それなら私はと言えば全属性魔法を使えるだけあってやろうと思えば対アンデットに有効な光魔法も使えるだろうけど、実はちょっと自信がない。
光魔法って神様への信仰度によって威力などが変わるから。
元々現世日本の出身。神様への信仰なんて忘れつつある国。
私もその国の出身だけあって都合の良いときしか頼らないタイプ。
信仰なんてしてない。
実際ディアーナさんっていう死神さんに会って転生させてもらった身だから本当に存在してるのは分かっているけれど。
そんなんだから、ね?
「ルナ、起死回生の手は!?」
「あるならやってる」
「しかしティア殿は気持ち良さそうだな。幸せそうに眠っている」
「えっ? ...ほんとだ。可愛い」
「今そんなほのぼのパートじゃないでしょーーーーーー!!」
「だよね」
「だな」
走って走って無数のアンデット達から無事に生還する。
アンデットは足が遅いっていう弱点があって助かった。
「はぁ、はぁ...はぁ....はーーー....」
「ぜーぜーぜー...ぜぇぜぇ」
「はぁはぁぜーぜーぜぇはぁ」
墓場を抜けて走った先、ちょっとした広場を見つけて私達は小休止。
息を整えてこれからのことを話し合う。
「で、どうしよう? あいつら倒すのはティアがいないと辛いと思う」
「悔しいがそうだろうな。あれだけの集団となると少々骨が折れそうだ」
「それはともかくルナはどうしてティアを抱いたままなの? 降ろしても問題ないと思うけど」
「だってもし不測の事態が起きた時ティアをわざわざ抱きかかえ直すの時間かかるし」
「とか言って降ろしたくないだけなんじゃない?」
「っ」
正解。
腕の中の温もりが愛しくて降ろしたくない。
二人には言わないけど。
「まもなく夜が明ける。そうなればどうせアンデットは一度土に潜るだろう? 今夜は討伐を諦めて明日また改めてからということにしたほうが良いと思うのだが、どうだろうか」
「うん、それがいいと思う」
「あたしも意義はないわ」
アンデットの統領のリッチが出向いてくれたら別だけど。
用心深いのかその姿を墓場で見ることはなかった。
何処に隠れているのか分からない限り、無理してあそこに戻るより出直したほうがいいだろう。
「そうと決まれば」
「んっ..」
ホレイリーの町に戻ろうとそちら側に足を向けた時にティアが目覚める。
私にお姫様抱っこされていることにすぐに気付き、顔を真っ赤にしてティアは私の首に手を回して顔を私の胸に埋めた。
「うぅっ...。恥ずかしいです。ルナさんの顔が見れません」
「とか言いながら降りようとはしないのね」
「微笑ましいな」
「二人共余計なこと言わないで!!」
「・・・・・」
もう暫くこのままティアを抱いていたいし。
「あ、あの。私...もしかしたら足を捻ってるかもしれなくて。それで、あの...今無理をしたら悪化するかもしれないので、だから...ルナさん、宿まで連れて行ってもらえますか?」
「うん、勿論」
可愛い。

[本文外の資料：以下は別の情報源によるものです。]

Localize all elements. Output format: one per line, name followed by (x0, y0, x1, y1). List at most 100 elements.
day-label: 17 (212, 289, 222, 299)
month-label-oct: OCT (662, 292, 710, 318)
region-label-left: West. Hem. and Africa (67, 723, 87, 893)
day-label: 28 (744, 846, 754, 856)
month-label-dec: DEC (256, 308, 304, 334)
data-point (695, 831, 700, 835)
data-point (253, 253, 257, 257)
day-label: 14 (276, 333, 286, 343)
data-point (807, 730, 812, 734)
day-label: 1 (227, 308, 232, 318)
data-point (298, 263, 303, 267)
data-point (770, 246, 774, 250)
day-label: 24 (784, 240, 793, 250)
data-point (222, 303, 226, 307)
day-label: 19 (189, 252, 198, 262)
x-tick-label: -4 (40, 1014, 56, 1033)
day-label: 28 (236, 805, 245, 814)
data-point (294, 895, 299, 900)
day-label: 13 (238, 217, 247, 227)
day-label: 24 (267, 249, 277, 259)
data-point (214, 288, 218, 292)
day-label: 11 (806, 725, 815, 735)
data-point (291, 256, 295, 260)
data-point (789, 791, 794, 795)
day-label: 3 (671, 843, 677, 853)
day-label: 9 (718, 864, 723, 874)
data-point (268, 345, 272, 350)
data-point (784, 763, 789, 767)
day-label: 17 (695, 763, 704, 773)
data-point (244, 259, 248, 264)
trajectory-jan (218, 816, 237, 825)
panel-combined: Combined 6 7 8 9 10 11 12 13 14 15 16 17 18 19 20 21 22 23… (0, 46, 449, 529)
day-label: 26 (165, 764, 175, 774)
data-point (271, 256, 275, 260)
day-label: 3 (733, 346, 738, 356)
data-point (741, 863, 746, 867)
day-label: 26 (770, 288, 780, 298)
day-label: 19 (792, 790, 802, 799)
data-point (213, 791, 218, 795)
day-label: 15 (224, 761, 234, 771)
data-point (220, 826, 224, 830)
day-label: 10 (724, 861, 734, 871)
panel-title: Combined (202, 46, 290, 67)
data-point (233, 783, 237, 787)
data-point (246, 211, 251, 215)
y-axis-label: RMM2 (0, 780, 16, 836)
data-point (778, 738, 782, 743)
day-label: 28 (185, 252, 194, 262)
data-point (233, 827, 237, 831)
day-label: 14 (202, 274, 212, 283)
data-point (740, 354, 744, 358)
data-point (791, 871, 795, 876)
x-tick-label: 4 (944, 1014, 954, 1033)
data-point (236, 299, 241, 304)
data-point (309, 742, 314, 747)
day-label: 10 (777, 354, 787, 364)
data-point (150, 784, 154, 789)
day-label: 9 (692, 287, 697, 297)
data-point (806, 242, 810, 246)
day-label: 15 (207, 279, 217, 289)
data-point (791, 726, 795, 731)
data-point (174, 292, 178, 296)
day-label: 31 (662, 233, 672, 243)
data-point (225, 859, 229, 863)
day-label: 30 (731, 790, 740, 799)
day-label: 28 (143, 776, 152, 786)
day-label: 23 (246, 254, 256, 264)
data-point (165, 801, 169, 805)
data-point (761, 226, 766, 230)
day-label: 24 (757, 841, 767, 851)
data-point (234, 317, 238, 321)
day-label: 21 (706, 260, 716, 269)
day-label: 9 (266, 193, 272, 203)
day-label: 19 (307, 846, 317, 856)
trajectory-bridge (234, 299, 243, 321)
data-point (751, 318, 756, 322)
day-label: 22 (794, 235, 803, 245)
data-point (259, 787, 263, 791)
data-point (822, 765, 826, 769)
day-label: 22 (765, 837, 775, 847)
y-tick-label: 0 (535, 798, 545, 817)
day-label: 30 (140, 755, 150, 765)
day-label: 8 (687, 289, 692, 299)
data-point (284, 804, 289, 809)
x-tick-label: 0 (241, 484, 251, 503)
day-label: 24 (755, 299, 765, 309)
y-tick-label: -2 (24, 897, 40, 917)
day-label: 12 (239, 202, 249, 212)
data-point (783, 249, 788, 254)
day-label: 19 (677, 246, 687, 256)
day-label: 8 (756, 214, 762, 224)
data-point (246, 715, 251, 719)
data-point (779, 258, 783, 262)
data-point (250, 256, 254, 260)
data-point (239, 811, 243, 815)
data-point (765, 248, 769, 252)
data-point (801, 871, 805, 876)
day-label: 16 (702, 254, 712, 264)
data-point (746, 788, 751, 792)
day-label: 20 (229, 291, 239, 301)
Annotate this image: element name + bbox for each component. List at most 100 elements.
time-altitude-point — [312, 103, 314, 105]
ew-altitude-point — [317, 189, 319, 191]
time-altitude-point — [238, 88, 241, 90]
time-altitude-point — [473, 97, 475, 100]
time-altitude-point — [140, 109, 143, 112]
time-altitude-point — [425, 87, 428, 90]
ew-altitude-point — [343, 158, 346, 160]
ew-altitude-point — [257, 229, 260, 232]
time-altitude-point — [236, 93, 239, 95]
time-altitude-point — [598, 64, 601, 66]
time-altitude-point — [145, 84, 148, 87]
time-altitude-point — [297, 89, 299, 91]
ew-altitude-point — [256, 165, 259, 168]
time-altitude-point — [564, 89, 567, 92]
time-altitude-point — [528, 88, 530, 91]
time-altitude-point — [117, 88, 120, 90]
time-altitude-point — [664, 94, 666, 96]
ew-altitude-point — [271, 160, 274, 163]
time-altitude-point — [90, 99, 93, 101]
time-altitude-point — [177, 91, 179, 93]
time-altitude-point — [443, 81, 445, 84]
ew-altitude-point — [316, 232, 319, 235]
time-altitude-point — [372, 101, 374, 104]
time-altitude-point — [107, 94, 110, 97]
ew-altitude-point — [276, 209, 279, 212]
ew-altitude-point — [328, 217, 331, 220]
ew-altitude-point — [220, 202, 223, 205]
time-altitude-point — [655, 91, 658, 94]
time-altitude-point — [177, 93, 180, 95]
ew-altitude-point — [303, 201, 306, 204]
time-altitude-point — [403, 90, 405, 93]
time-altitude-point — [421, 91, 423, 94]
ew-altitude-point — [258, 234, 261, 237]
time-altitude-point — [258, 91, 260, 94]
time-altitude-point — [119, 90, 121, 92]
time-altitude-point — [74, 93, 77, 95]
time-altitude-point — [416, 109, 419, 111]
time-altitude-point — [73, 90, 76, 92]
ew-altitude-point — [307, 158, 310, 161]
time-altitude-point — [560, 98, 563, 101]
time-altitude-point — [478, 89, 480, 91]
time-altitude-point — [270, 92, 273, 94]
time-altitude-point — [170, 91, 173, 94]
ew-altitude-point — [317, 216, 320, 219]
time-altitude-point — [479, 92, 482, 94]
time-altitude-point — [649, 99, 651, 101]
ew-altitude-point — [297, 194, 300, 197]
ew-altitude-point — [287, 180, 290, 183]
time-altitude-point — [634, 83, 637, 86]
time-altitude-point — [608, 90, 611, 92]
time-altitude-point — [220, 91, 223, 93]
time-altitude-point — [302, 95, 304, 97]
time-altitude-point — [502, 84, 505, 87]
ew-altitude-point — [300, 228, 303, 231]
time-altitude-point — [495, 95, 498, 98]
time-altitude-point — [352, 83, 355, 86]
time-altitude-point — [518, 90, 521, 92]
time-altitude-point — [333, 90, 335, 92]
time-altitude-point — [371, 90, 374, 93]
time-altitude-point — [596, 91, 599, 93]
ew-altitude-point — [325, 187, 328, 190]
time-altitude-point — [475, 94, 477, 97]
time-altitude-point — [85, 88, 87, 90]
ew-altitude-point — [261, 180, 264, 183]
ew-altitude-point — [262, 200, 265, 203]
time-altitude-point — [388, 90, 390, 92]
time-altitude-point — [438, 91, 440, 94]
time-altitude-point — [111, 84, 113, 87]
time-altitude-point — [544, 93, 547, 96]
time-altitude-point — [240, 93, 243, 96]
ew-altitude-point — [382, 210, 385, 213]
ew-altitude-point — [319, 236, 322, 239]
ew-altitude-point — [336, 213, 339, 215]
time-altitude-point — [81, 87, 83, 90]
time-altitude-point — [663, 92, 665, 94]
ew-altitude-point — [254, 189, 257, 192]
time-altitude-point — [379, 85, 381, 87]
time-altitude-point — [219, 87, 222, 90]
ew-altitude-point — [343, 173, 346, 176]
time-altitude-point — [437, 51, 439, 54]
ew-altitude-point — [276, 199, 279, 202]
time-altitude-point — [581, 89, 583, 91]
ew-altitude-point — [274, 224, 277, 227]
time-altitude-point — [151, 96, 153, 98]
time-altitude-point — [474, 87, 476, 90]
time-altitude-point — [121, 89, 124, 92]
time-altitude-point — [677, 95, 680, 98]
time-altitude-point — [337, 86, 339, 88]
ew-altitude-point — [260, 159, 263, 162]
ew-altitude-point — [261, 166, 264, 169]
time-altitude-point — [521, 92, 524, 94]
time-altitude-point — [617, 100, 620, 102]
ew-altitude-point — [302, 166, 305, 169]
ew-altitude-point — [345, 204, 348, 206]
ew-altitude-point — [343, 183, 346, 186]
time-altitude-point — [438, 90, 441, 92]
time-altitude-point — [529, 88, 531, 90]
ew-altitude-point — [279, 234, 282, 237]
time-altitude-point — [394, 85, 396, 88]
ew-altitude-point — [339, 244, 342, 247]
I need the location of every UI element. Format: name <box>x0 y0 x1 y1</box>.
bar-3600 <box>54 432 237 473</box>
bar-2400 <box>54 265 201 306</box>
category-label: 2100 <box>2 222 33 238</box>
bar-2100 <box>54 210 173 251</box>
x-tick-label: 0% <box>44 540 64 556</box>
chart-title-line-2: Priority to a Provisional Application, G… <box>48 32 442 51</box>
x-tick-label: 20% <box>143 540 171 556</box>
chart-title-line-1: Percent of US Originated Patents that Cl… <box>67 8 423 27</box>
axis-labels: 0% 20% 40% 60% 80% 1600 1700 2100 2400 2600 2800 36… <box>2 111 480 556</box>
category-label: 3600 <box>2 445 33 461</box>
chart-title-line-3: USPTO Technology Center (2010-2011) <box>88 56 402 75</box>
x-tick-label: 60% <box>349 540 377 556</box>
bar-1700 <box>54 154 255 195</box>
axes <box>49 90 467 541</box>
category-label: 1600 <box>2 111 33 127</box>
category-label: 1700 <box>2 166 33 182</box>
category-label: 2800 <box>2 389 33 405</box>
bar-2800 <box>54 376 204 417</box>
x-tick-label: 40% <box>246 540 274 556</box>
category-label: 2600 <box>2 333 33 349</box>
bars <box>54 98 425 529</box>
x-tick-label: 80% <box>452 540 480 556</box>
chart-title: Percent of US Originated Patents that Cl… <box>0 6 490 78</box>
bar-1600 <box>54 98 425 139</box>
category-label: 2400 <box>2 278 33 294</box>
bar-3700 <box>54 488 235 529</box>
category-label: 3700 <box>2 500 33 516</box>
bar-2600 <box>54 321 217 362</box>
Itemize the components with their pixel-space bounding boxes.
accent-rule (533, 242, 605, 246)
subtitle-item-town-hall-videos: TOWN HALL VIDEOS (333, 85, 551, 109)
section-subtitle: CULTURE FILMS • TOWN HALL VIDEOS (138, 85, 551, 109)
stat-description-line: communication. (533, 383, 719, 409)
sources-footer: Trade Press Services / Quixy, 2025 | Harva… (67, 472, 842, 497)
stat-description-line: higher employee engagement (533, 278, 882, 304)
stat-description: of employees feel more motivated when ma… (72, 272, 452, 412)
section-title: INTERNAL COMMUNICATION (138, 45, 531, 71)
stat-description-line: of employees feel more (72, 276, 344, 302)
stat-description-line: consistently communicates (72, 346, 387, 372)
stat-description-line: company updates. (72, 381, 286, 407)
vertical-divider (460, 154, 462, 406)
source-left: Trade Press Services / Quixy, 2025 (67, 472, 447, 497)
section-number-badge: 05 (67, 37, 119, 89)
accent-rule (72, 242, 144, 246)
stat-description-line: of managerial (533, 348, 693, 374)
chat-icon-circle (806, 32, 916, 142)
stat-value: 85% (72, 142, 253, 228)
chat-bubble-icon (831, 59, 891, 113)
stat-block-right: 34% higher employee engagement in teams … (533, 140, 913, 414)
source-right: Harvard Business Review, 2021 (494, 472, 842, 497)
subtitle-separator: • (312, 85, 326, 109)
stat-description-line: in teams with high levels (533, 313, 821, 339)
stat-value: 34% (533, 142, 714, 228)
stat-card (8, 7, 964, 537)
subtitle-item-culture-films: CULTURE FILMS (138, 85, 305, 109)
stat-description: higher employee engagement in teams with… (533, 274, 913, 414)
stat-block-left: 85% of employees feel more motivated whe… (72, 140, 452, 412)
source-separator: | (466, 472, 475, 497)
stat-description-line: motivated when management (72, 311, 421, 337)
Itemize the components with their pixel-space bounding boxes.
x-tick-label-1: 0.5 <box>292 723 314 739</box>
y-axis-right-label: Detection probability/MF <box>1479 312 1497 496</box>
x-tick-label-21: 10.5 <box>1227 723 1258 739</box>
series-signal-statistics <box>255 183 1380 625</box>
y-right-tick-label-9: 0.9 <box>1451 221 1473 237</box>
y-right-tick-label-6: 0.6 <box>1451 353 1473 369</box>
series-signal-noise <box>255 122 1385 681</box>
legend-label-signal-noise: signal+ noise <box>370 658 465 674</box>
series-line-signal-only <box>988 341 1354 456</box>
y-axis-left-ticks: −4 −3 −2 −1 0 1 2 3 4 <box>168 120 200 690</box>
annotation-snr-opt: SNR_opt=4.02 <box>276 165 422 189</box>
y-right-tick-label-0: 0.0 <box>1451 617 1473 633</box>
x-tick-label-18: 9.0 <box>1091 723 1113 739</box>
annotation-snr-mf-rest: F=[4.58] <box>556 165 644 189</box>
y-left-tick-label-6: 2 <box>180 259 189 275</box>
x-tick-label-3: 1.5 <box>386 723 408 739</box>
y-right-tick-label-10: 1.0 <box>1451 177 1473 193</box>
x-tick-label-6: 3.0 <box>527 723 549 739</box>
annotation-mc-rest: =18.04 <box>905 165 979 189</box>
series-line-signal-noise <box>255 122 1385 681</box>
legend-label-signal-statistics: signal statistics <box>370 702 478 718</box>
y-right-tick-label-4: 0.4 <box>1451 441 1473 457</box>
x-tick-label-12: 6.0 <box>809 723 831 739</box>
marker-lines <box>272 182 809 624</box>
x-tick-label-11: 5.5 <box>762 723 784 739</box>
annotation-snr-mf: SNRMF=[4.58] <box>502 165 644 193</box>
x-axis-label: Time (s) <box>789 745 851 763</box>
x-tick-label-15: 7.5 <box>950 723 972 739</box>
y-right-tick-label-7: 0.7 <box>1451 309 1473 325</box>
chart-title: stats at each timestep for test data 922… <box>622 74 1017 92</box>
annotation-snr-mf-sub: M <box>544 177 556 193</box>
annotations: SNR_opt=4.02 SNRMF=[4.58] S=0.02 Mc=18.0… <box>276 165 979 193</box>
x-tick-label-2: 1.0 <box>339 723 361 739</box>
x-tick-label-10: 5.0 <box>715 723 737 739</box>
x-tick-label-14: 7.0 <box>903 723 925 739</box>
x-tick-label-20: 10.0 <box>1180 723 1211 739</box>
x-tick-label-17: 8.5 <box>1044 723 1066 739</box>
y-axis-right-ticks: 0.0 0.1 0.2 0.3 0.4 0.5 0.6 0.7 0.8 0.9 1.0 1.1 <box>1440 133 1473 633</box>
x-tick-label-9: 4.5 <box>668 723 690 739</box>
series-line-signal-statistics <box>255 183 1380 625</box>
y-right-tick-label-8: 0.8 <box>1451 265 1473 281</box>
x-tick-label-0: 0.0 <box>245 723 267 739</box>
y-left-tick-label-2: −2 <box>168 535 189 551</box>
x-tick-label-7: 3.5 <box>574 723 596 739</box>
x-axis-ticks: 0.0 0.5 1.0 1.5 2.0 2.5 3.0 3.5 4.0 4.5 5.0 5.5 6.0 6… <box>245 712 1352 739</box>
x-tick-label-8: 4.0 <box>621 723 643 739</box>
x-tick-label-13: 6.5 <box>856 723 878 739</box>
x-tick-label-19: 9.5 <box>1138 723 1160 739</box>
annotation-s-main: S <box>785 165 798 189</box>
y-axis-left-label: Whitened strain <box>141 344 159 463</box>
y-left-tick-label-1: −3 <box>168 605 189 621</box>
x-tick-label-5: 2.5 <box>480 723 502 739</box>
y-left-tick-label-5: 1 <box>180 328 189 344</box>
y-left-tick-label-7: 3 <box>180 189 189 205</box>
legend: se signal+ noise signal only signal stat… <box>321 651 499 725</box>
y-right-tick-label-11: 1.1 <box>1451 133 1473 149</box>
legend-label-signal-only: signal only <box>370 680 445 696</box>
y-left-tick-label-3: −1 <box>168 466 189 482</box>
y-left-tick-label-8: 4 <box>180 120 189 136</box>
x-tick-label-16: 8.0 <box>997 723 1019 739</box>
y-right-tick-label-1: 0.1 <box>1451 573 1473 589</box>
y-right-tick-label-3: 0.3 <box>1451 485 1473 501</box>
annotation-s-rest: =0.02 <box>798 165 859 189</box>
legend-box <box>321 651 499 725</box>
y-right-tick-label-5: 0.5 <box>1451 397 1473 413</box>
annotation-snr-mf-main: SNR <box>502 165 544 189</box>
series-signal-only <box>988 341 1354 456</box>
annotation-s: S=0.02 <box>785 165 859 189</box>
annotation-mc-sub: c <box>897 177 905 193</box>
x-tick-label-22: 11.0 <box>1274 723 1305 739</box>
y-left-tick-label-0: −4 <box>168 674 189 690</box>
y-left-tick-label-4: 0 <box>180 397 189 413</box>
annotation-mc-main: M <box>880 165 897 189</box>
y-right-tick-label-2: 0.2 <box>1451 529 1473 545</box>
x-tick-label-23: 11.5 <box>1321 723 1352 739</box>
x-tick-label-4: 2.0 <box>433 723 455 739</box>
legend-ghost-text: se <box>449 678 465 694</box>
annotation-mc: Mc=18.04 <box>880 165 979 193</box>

捻ってる「かも」って自分で分かるでしょ。
「ふふっ」思わず小さな笑みが漏れる。
ティアはますます恥ずかしくなったのか、私にしがみ付く腕の力が少しだけ強くなる。
「ありがとう...ございます」
「気にしなくていいよ」
私達はステラとクレタの二人に生温かい目で見られながら宿に帰還した。
◇
ホレイリーの町の宿。
前日深夜から明け方まで起きていた。
つまり徹夜だったからか目覚めると時間は昼過ぎ。
それでもまだ寝たりない。
気を抜くと仲良くくっ付きそうになる上と下の瞼を気合を入れてくっつかないようにして、口から零れる涎をすずっと吸い上げて飲み込んで、私はベットからどうにか這い出た。
「眠い...」
身体がふらふらする。
もし床に転んだら、そのままそこで寝ちゃうこともあり得るかもしれない。
意識がぼぉっ...とする。
心なしか、身体が熱いような気も。
不老不死でも特別身体が丈夫になったわけじゃないしなぁ。
あくまでも人並み。
もしかして風邪引いたかもしれない。
「これは、よくない...なぁ...」
急速に意識が遠のいて私は床に倒れた。